Because of difficulties with hemodialysis, peritoneal dialysis is initiated to treat a client's uremia. Which finding during this procedure signals a significant problem? a. Blood glucose level of 200 mg/dl b. White blood cell (WBC) count of 20,000/mm3 c. Potassium level of 3.5 mEq/L d. Hematocrit (HCT) of 35%

b. White blood cell (WBC) count of 20,000/mm3 Rationale: An increased WBC count indicates infection, probably resulting from peritonitis, which may have been caused by insertion of the peritoneal catheter into the peritoneal cavity. Peritonitis can cause the peritoneal membrane to lose its ability to filter solutes; therefore, peritoneal dialysis would no longer be a treatment option for this client. Hyperglycemia (evidenced by a blood glucose level of 200 mg/dl) occurs during peritoneal dialysis because of the high glucose content of the dialysate; it's readily treatable with sliding-scale insulin. A potassium level of 3.5 mEq/L can be treated by adding potassium to the dialysate solution. An HCT of 35% is lower than normal. However, in this client, the value isn't abnormally low because of the daily blood samplings. A lower HCT is common in clients with chronic renal failure because of the lack of erythropoietin.

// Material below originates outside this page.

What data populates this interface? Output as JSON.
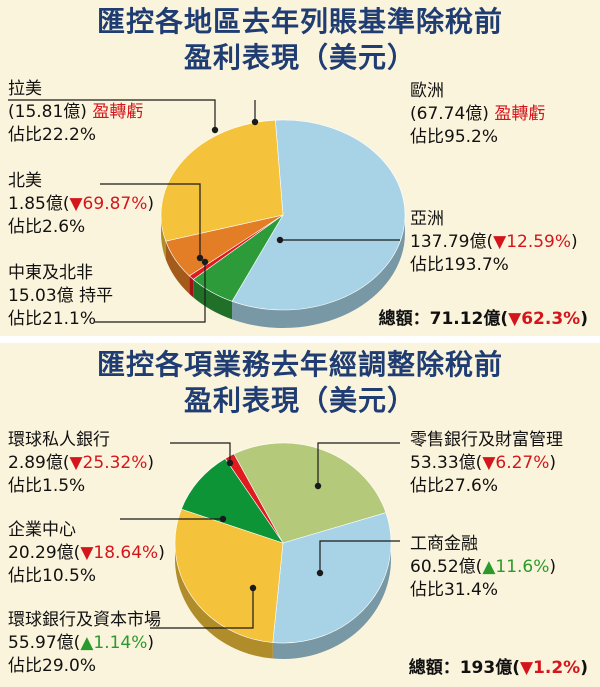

Following a nephrectomy, which assessment finding is most important in determining nursing care for the client? a. Urine output of 35 to 40 mL/hour b. Pain of 3 out of 10, 1 hour after analgesic administration c. SpO2 at 90% with fine crackles in the lung bases d. Blood tinged drainage in Jackson-Pratt drainage tube

c. SpO2 at 90% with fine crackles in the lung bases Rationale: The Risk for Ineffective Breathing Pattern is often a challenge in caring for clients postnephrectomy due to location of incision. Nursing interventions should be directed to improve and maintain SpO2 levels at 90% or greater and keep lungs clear of adventitious sounds. Intake and output is monitored to maintain a urine output of greater than 30 mL/hour. Pain control is important and should allow for movement, deep breathing, and rest. Blood-tinged drainage from the JP tube is expected in the initial postoperative period.